Use these three functions to manage the lifecycle of the download sessions:
var fs = require('fs');
var crypto = require('crypto');
var path = require('path');
// Path where we store the download sessions
const DL_SESSION_FOLDER = '/var/download_sessions';
/* Creates a download session */
function createDownload(filePath, callback) {
// Check the existence of DL_SESSION_FOLDER
if (!fs.existsSync(DL_SESSION_FOLDER)) return callback(new Error('Session directory does not exist'));
// Check the existence of the file
if (!fs.existsSync(filePath)) return callback(new Error('File doest not exist'));
// Generate the download sid (session id)
var downloadSid = crypto.createHash('md5').update(Math.random().toString()).digest('hex');
// Generate the download session filename
var dlSessionFileName = path.join(DL_SESSION_FOLDER, downloadSid + '.download');
// Write the link of the file to the download session file
fs.writeFile(dlSessionFileName, filePath, function(err) {
if (err) return callback(err);
// If succeeded, return the new download sid
callback(null, downloadSid);
});
}
/* Gets the download file path related to a download sid */
function getDownloadFilePath(downloadSid, callback) {
// Get the download session file name
var dlSessionFileName = path.join(DL_SESSION_FOLDER, downloadSid + '.download');
// Check if the download session exists
if (!fs.existsSync(dlSessionFileName)) return callback(new Error('Download does not exist'));
// Get the file path
fs.readFile(dlSessionFileName, function(err, data) {
if (err) return callback(err);
// Return the file path
callback(null, data);
});
}
/* Deletes a download session */
function deleteDownload(downloadSid, callback) {
// Get the download session file name
var dlSessionFileName = path.join(DL_SESSION_FOLDER, downloadSid + '.download');
// Check if the download session exists
if (!fs.existsSync(dlSessionFileName)) return callback(new Error('Download does not exist'));
// Delete the download session
fs.unlink(dlSessionFileName, function(err) {
if (err) return callback(err);
// Return success (no error)
callback();
});
}
Use createDownload() to create download sessions wherever you need to. It returns the download sid, then you can use it to build your download URL like: http://your.server.com/download?sid=<RETURNED SID>.

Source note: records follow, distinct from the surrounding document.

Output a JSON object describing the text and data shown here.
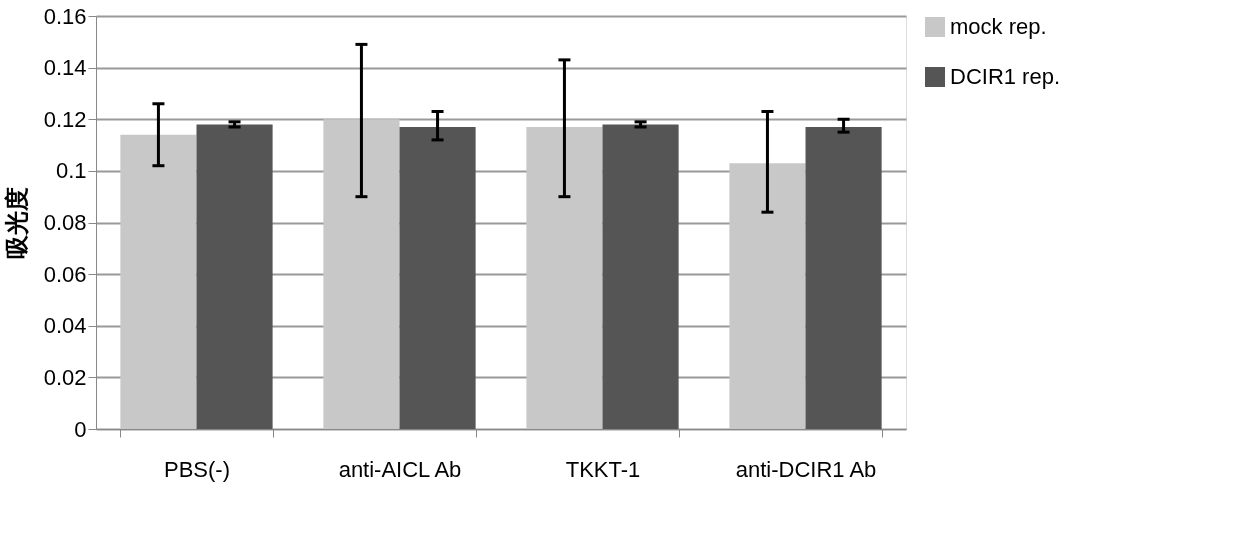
{
  "chart_data": {
    "type": "bar",
    "ylabel": "吸光度",
    "categories": [
      "PBS(-)",
      "anti-AICL Ab",
      "TKKT-1",
      "anti-DCIR1 Ab"
    ],
    "series": [
      {
        "name": "mock rep.",
        "color": "#c8c8c8",
        "values": [
          0.114,
          0.12,
          0.117,
          0.103
        ],
        "errors": [
          [
            0.102,
            0.126
          ],
          [
            0.09,
            0.149
          ],
          [
            0.09,
            0.143
          ],
          [
            0.084,
            0.123
          ]
        ]
      },
      {
        "name": "DCIR1 rep.",
        "color": "#555555",
        "values": [
          0.118,
          0.117,
          0.118,
          0.117
        ],
        "errors": [
          [
            0.117,
            0.119
          ],
          [
            0.112,
            0.123
          ],
          [
            0.117,
            0.119
          ],
          [
            0.115,
            0.12
          ]
        ]
      }
    ],
    "ylim": [
      0,
      0.16
    ],
    "yticks": [
      0,
      0.02,
      0.04,
      0.06,
      0.08,
      0.1,
      0.12,
      0.14,
      0.16
    ],
    "grid": "y",
    "legend": "right"
  }
}
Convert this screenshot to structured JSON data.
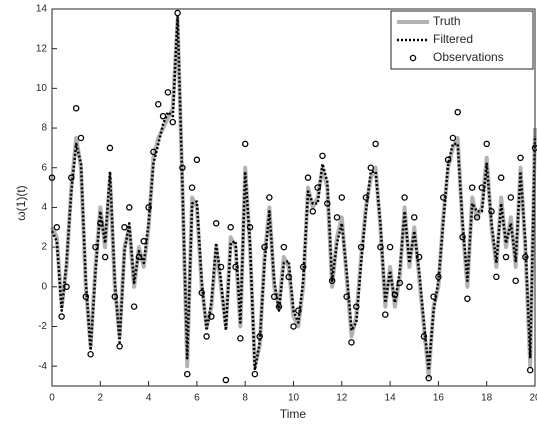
{
  "chart_data": {
    "type": "line",
    "xlabel": "Time",
    "ylabel": "ω(1)(t)",
    "x": [
      0,
      0.2,
      0.4,
      0.6,
      0.8,
      1,
      1.2,
      1.4,
      1.6,
      1.8,
      2,
      2.2,
      2.4,
      2.6,
      2.8,
      3,
      3.2,
      3.4,
      3.6,
      3.8,
      4,
      4.2,
      4.4,
      4.6,
      4.8,
      5,
      5.2,
      5.4,
      5.6,
      5.8,
      6,
      6.2,
      6.4,
      6.6,
      6.8,
      7,
      7.2,
      7.4,
      7.6,
      7.8,
      8,
      8.2,
      8.4,
      8.6,
      8.8,
      9,
      9.2,
      9.4,
      9.6,
      9.8,
      10,
      10.2,
      10.4,
      10.6,
      10.8,
      11,
      11.2,
      11.4,
      11.6,
      11.8,
      12,
      12.2,
      12.4,
      12.6,
      12.8,
      13,
      13.2,
      13.4,
      13.6,
      13.8,
      14,
      14.2,
      14.4,
      14.6,
      14.8,
      15,
      15.2,
      15.4,
      15.6,
      15.8,
      16,
      16.2,
      16.4,
      16.6,
      16.8,
      17,
      17.2,
      17.4,
      17.6,
      17.8,
      18,
      18.2,
      18.4,
      18.6,
      18.8,
      19,
      19.2,
      19.4,
      19.6,
      19.8,
      20
    ],
    "series": [
      {
        "name": "Truth",
        "color": "#b3b3b3",
        "style": "solid",
        "values": [
          3,
          2.5,
          -1,
          1,
          5,
          7.5,
          6,
          0,
          -3,
          1,
          4,
          2,
          5.5,
          0,
          -2.5,
          2,
          3,
          0,
          2,
          1,
          3,
          6.5,
          7.5,
          8,
          8.5,
          9,
          13.5,
          5,
          -4,
          4.5,
          4,
          0,
          -2,
          -1,
          2,
          0,
          -2,
          2.5,
          2,
          -2,
          6,
          2,
          -4,
          -3,
          1.5,
          4,
          0,
          -1,
          1.5,
          1,
          -1.5,
          -2,
          0,
          5,
          4,
          4.5,
          6,
          5,
          0,
          2.5,
          3.5,
          0.5,
          -2.5,
          -1.5,
          1.5,
          4,
          5.5,
          6,
          3,
          -1,
          1,
          -1,
          0.5,
          4,
          1,
          3,
          0.5,
          -2,
          -4.5,
          -1,
          0,
          3.5,
          6,
          7,
          7.5,
          3,
          0,
          4.5,
          3.5,
          4,
          6.5,
          3,
          1,
          4.5,
          2,
          3.5,
          1,
          6,
          2,
          -4,
          8
        ]
      },
      {
        "name": "Filtered",
        "color": "#000000",
        "style": "dotted",
        "values": [
          2.8,
          2.3,
          -1.2,
          1.2,
          4.8,
          7.2,
          6.2,
          0.3,
          -3.2,
          0.8,
          3.8,
          2.2,
          5.8,
          0.3,
          -2.8,
          1.8,
          3.2,
          0.2,
          1.8,
          1.2,
          3.2,
          6.2,
          7.2,
          8.2,
          8.8,
          8.6,
          13.6,
          5.2,
          -3.6,
          4.2,
          4.3,
          0.3,
          -2.2,
          -0.8,
          2.2,
          0.3,
          -2.2,
          2.2,
          2.3,
          -1.8,
          5.8,
          2.2,
          -4.2,
          -2.8,
          1.2,
          3.8,
          0.3,
          -1.2,
          1.2,
          1.3,
          -1.2,
          -1.8,
          0.3,
          4.8,
          4.2,
          4.2,
          6.2,
          5.3,
          0.3,
          2.2,
          3.2,
          0.8,
          -2.2,
          -1.8,
          1.2,
          3.8,
          5.8,
          5.8,
          3.2,
          -0.8,
          0.8,
          -0.8,
          0.8,
          3.8,
          1.2,
          2.8,
          0.8,
          -1.8,
          -4.2,
          -1.2,
          0.3,
          3.2,
          6.2,
          7.2,
          7.2,
          3.2,
          0.3,
          4.2,
          3.8,
          3.8,
          6.2,
          3.2,
          1.2,
          4.2,
          2.2,
          3.2,
          1.3,
          5.8,
          2.3,
          -3.6,
          7.6
        ]
      },
      {
        "name": "Observations",
        "color": "#000000",
        "style": "markers",
        "values": [
          5.5,
          3,
          -1.5,
          0,
          5.5,
          9,
          7.5,
          -0.5,
          -3.4,
          2,
          3.2,
          1.5,
          7,
          -0.5,
          -3,
          3,
          4,
          -1,
          1.5,
          2.3,
          4,
          6.8,
          9.2,
          8.6,
          9.8,
          8.3,
          13.8,
          6,
          -4.4,
          5,
          6.4,
          -0.3,
          -2.5,
          -1.5,
          3.2,
          1,
          -4.7,
          3,
          1,
          -2.6,
          7.2,
          3,
          -4.4,
          -2.5,
          2,
          4.5,
          -0.5,
          -1,
          2,
          0.5,
          -2,
          -1.2,
          1,
          5.5,
          3.8,
          5,
          6.6,
          4.2,
          0.3,
          3.5,
          4.5,
          -0.5,
          -2.8,
          -1,
          2,
          4.5,
          6,
          7.2,
          2,
          -1.4,
          2,
          -0.4,
          0.2,
          4.5,
          0,
          3.5,
          1.5,
          -2.5,
          -4.6,
          -0.5,
          0.5,
          4.5,
          6.4,
          7.5,
          8.8,
          2.5,
          -0.6,
          5,
          3.5,
          5,
          7.2,
          3.8,
          0.5,
          5.5,
          1.5,
          4.5,
          0.3,
          6.5,
          1.5,
          -4.2,
          7
        ]
      }
    ],
    "xlim": [
      0,
      20
    ],
    "xticks": [
      0,
      2,
      4,
      6,
      8,
      10,
      12,
      14,
      16,
      18,
      20
    ],
    "ylim": [
      -5,
      14
    ],
    "yticks": [
      -4,
      -2,
      0,
      2,
      4,
      6,
      8,
      10,
      12,
      14
    ],
    "grid": false,
    "legend": "upper right"
  }
}
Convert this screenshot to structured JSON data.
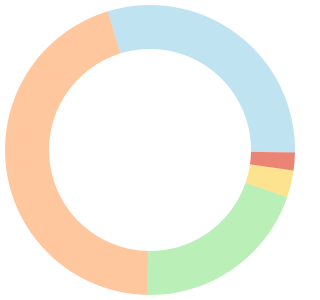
{
  "chart_data": {
    "type": "doughnut",
    "values": [
      30,
      2,
      3,
      20,
      45
    ],
    "colors": [
      "#bfe3f0",
      "#ec8476",
      "#fde28f",
      "#baefb7",
      "#fec79e"
    ],
    "start_angle": 343
  }
}
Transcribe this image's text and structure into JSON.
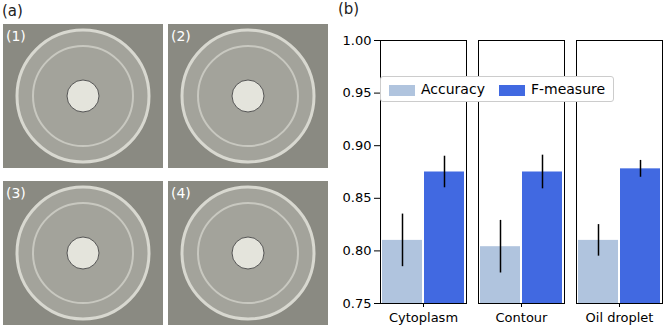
{
  "panel_a": {
    "label": "(a)",
    "image_labels": [
      "(1)",
      "(2)",
      "(3)",
      "(4)"
    ]
  },
  "chart_data": {
    "type": "bar",
    "title": "(b)",
    "categories": [
      "Cytoplasm",
      "Contour",
      "Oil droplet"
    ],
    "series": [
      {
        "name": "Accuracy",
        "color": "#b0c4de",
        "values": [
          0.81,
          0.804,
          0.81
        ],
        "errors": [
          0.025,
          0.025,
          0.015
        ]
      },
      {
        "name": "F-measure",
        "color": "#4169e1",
        "values": [
          0.875,
          0.875,
          0.878
        ],
        "errors": [
          0.015,
          0.016,
          0.008
        ]
      }
    ],
    "ylim": [
      0.75,
      1.0
    ],
    "yticks": [
      0.75,
      {
        "value": 0.8,
        "label": "0.80"
      },
      0.85,
      {
        "value": 0.9,
        "label": "0.90"
      },
      0.95,
      {
        "value": 1.0,
        "label": "1.00"
      }
    ],
    "grid": false,
    "legend": "upper center"
  }
}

Finally you can add a simple handler to your /download route:
app.get('/download', function(req, res, next) {
// Get the download sid
var downloadSid = req.query.sid;
// Get the download file path
getDownloadFilePath(downloadSid, function(err, path) {
if (err) return res.end('Error');
// Read and send the file here...
// Finally, delete the download session to invalidate the link
deleteDownload(downloadSid, function(err) {
// ...
});
});
});
With this method, you don't have to create/move/delete big download files, which could cause slow responses and unnecessary resource consumption.
You can delete routes from the app.routes object. See Remove route mappings in NodeJS Express for more info.
Here is my quick and not very well tested way of doing what you ask:
var express = require('express');
var app = express();
app.get('/download', function(req,res,next){
res.download('./path/to/your.file');
//find this route and delete it.
for(i = 0; i < app.routes.get.length; i++){
if(app.routes.get[i].path === '/download'){
app.routes.get.splice(i,1);
}
}
});
app.listen(80);
I'd probably map a single route to manage downloads, and then upon downloading the file, move or delete it. That way I can prevent a lot of cashing of routes, or a lot of small temp files from the other two answers, but YMMV. Something like this:
// say your downloads are in /downloads
app.get('/dl/:filename', function(req, res) {
var fileStream = fs.createReadStream('/downloads' + req.params.filename);
// error handler, ie. file not there...
fileStream.on('error', function(err) {
if(err) {
res.status(404); // or something
return res.end();
}
});
// here you ow pipe that stream to the response,
fileStream.on('data', downloadHandler);
// and here delete the file or move it to other folder or whatever, do cleanup
fileStream.on('end', deleteFileHandler);
}
Note: This is a possible security vulnerability, it could let the adversary download files outside your downloads location. That filename param is passed directly to fs.